You don’t have to look too hard to find salient critiques of New York Times Jerusalem bureau chief Ethan Bronner’s coverage of the Israeli-Palestinian conflict.

But Bronner really got under my skin with yesterday’s front-page story, “Palestinians Try Less Violent Path to Resistance.” His omissions are legion — most notably that he doesn’t even seem to have bothered to have personally witnessed one of the Friday protests in the West Bank villages whose lands are disappearing behind an Israeli wall.

Max Blumenthal, an independent journalist and LobeLog contributor, covered the protests last year in a video for the Daily Beast. He points out to me in an e-mail that, while “Eitan” Bronner (as he is known in Israeli circles in Jerusalem) posits Hamas as a violent fall back to the protests, he neglects to mention that the towns where the protests take place, Bil’in, Niilin and Jayyous — and where they enjoy widespread popular support — are politically mixed areas, representing Fatah, Hamas, and the PFLP. Hamas is especially powerful in Niilin, he notes.

Max also points to the fact that Bronner doesn’t mention the killing of non-violent activist Bassam Abu Rahmeh (the 18th such death since 2004, activists say), or the maiming of American solidarity activist Tristan Anderson. The former incident was dismissed by authorities in an investigation; the IDF refuses to look into the latter. Both involved the IDF firing tear gas canisters directly at protesters. (Another non-violent activist from Jayyous, Mohammad Othman, was jailed by Israel under “secret evidence” from Sept. 2009 to Jan. 2010.)

Reporters, naturally, are not immune, as their role covering the protests is essential if the movement is to grow and become successful. Last fall, the IDF fired tear gas grenades directly at Al Jazeera English’s Jackie Rowland, despite her being clearly in the process of delivering an on-camera report at the time. There was no rock throwing during this incident.

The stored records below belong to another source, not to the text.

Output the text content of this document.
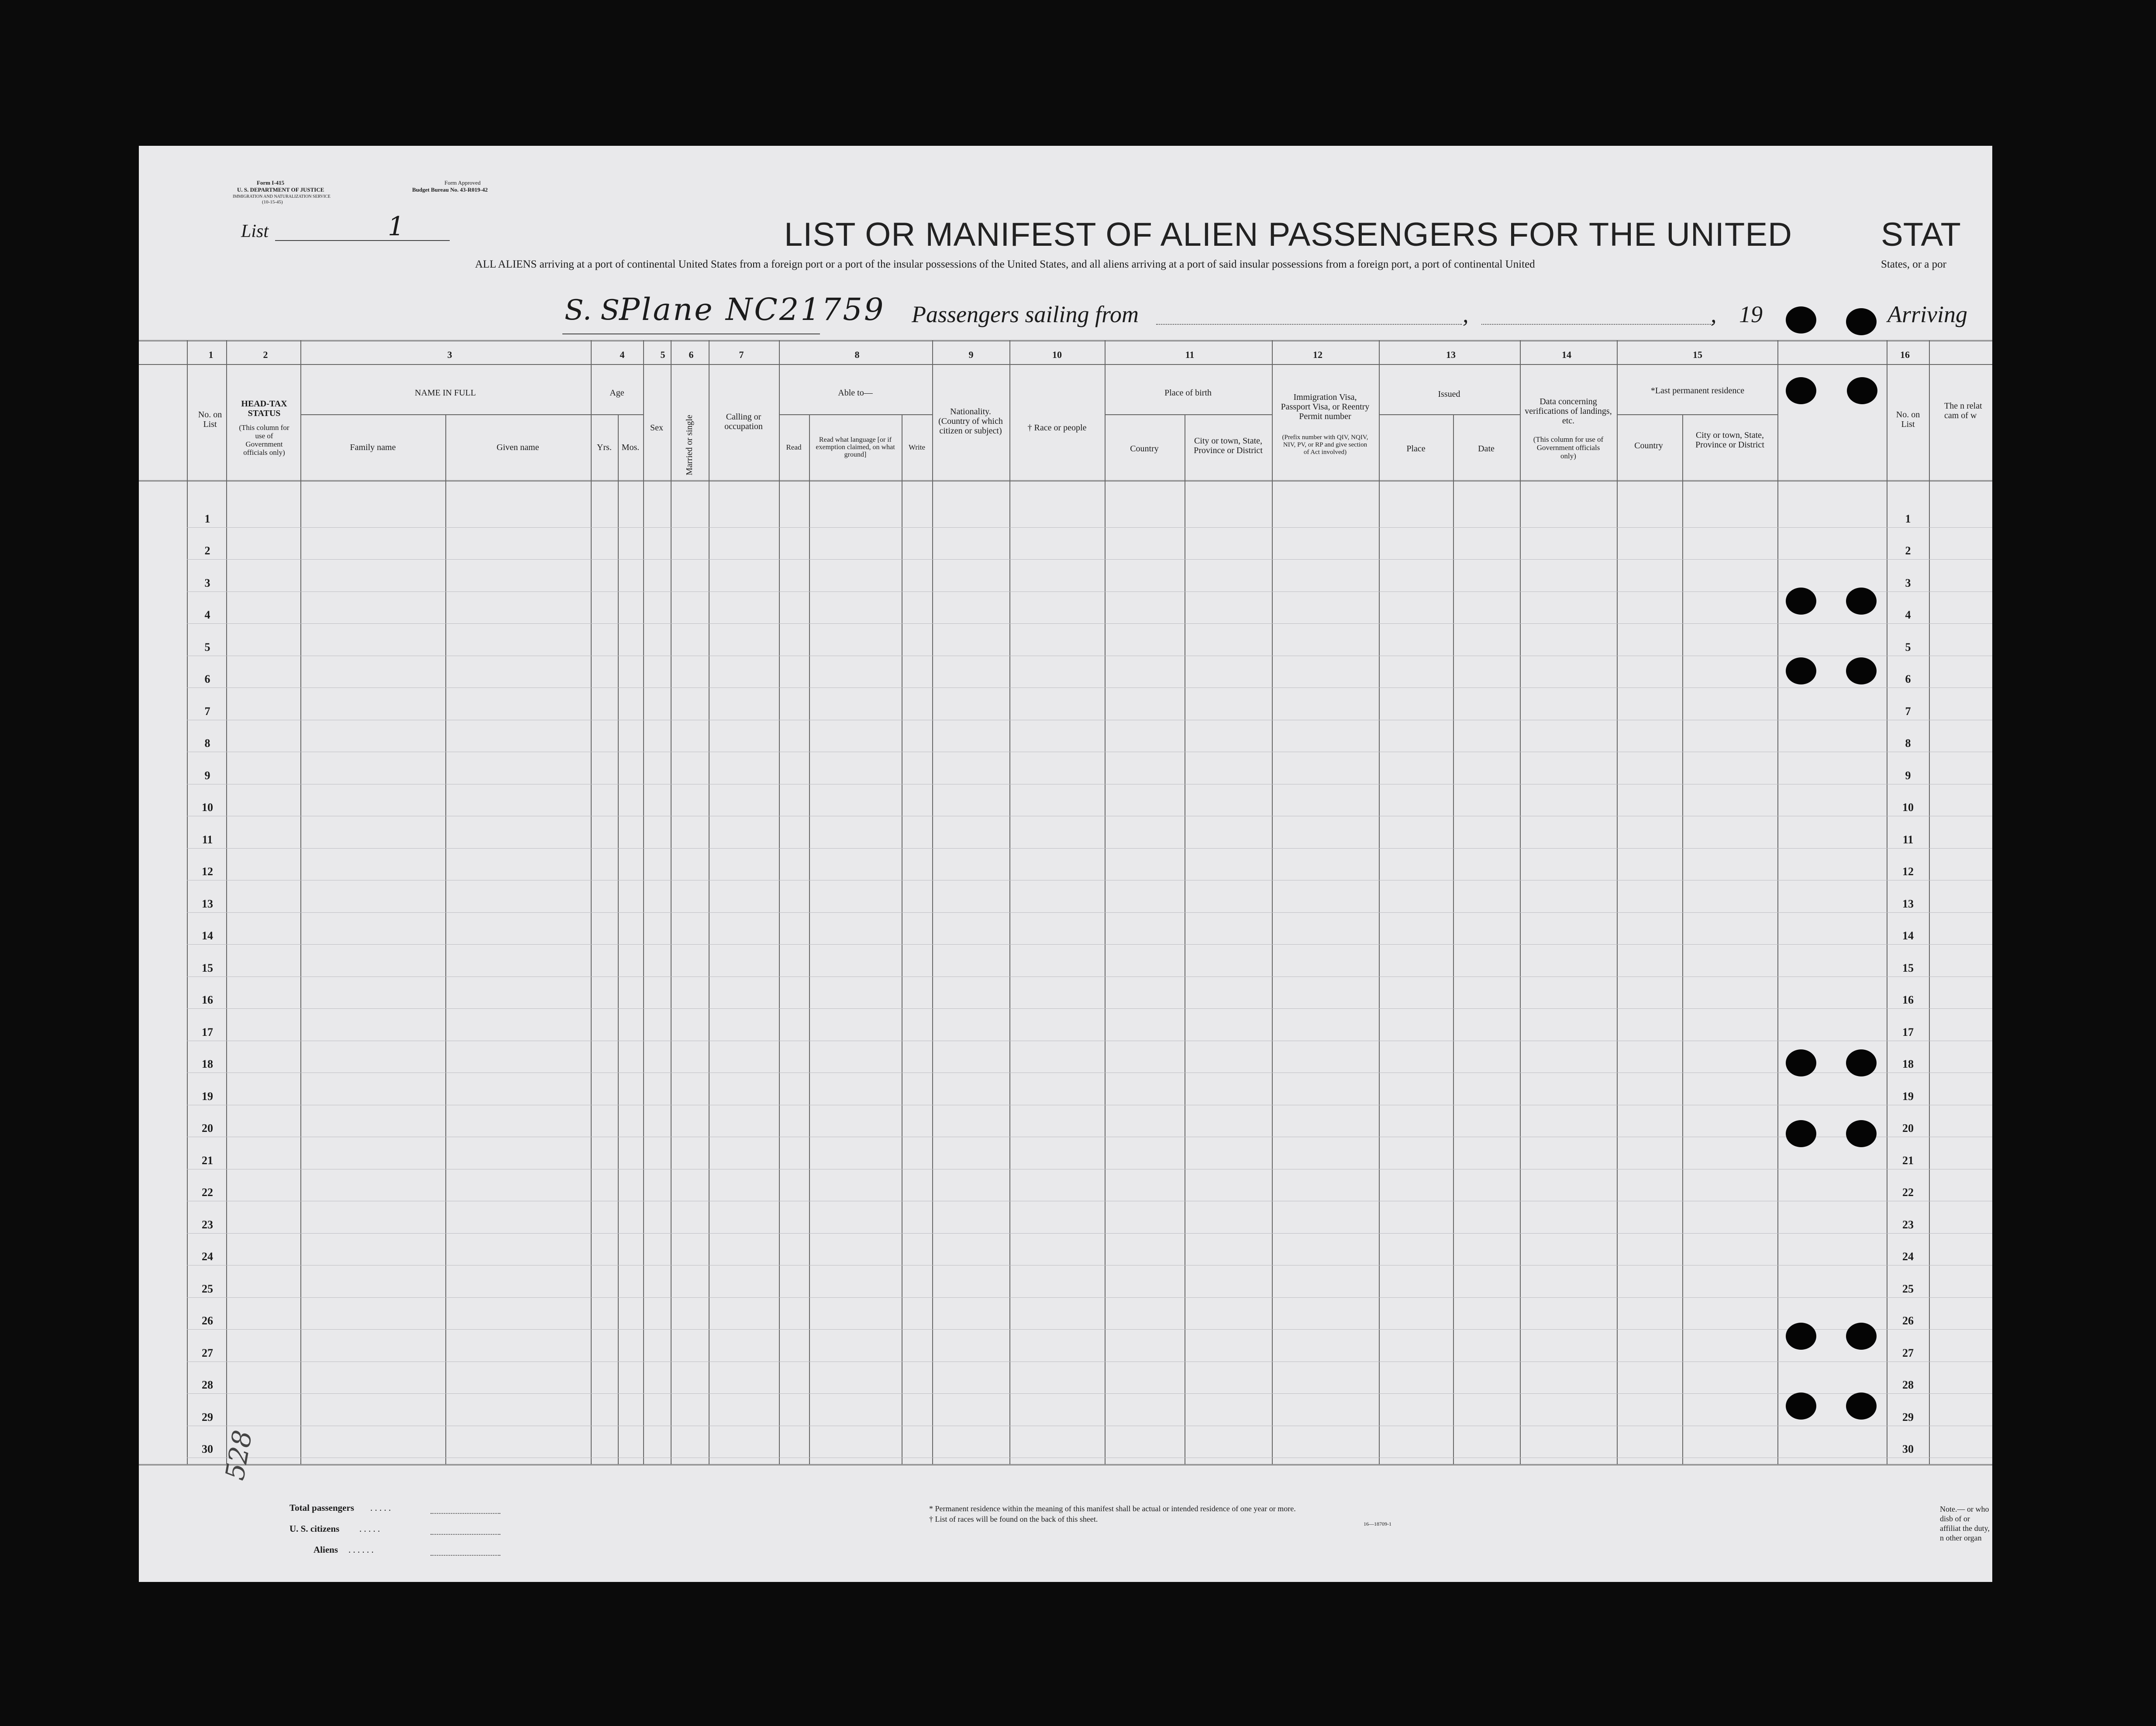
Form I-415
U. S. DEPARTMENT OF JUSTICE
IMMIGRATION AND NATURALIZATION SERVICE
(10-15-45)
Form Approved
Budget Bureau No. 43-R019-42
List	1	LIST OR MANIFEST OF ALIEN PASSENGERS FOR THE UNITED	STAT
ALL ALIENS arriving at a port of continental United States from a foreign port or a port of the insular possessions of the United States, and all aliens arriving at a port of said insular possessions from a foreign port, a port of continental United	States, or a por
S. S.
Plane NC21759 Passengers sailing from	,	, 19	Arriving
1	2	3	4	5	6	7	8	9	10	11	12	13	14	15	16
No. on List
HEAD-TAX STATUS
(This column for use of Government officials only)
NAME IN FULL
Family name	Given name
Age
Yrs. Mos.
Sex Married or single	Calling or occupation
Able to—
Read
Read what language [or if exemption claimed, on what ground]
Write
Nationality. (Country of which citizen or subject)	† Race or people
Place of birth
Country
City or town, State, Province or District
Immigration Visa, Passport Visa, or Reentry Permit number
(Prefix number with QIV, NQIV, NIV, PV, or RP and give section of Act involved)
Issued
Place	Date
Data concerning verifications of landings, etc.
(This column for use of Government officials only)
*Last permanent residence
Country
City or town, State, Province or District
No. on List
The n relat cam of w
1	1
2	2
3	3
4	4
5	5
6	6
7	7
8	8
9	9
10	10
11	11
12	12
13	13
14	14
15	15
16	16
17	17
18	18
19	19
20	20
21	21
22	22
23	23
24	24
25	25
26	26
27	27
28	28
29	29
30	30
528
Total passengers . . . . .
U. S. citizens . . . . .
Aliens . . . . . .
* Permanent residence within the meaning of this manifest shall be actual or intended residence of one year or more.
† List of races will be found on the back of this sheet.
16—18709-1
Note.— or who disb of or affiliat the duty, n other organ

About those rocks, I don’t mean to dismiss violence of any sort, but hurling an occasional stone at well-armed and armored soldiers — or cutting holes in and destroying sections of a “separation barrier” that violates international and even Israeli law — seems to me to hardly diminish the turn towards non-violence taken by Palestinians to a decades-long military occupation. Contra this, and taking cues from the Israeli military, Bronner emphasizes several times in his piece the minimal violent occurrences.

Bronner’s attempt — though ultimately a failed one — to give some much-needed New York Times attention to the growing movement is admirable. The Times has barely touched these issues, despite the fact that these demonstrations been going on for at least six years, until this year — when Palestinian officialdom truly latched onto them in a bid to increase their dismal legitimacy, with, for example, PA Prime Minister Salam Fayyad showing up in Bil’in during a protest with thousands of on-lookers. (Another Times Israel correspondent, Israeli citizen Isabel Kershner, has done some light reporting on the subject from the West Bank.)

But his approach’s most glaring and tragic flaw is an example of gross journalistic negligence. Bronner seems to have not reported at all from one of the protests themselves, the cradle and nerve center of the non-violent movement. You wouldn’t think it would have been so hard — these demonstrations, after all, go down every Friday. Talk about lacking color (Bronner relies, instead, on things like a billboard) and not taking initiative as a journalist. Certainly, this is lazy reporting. Evidence of bias? I’ll leave that up to you.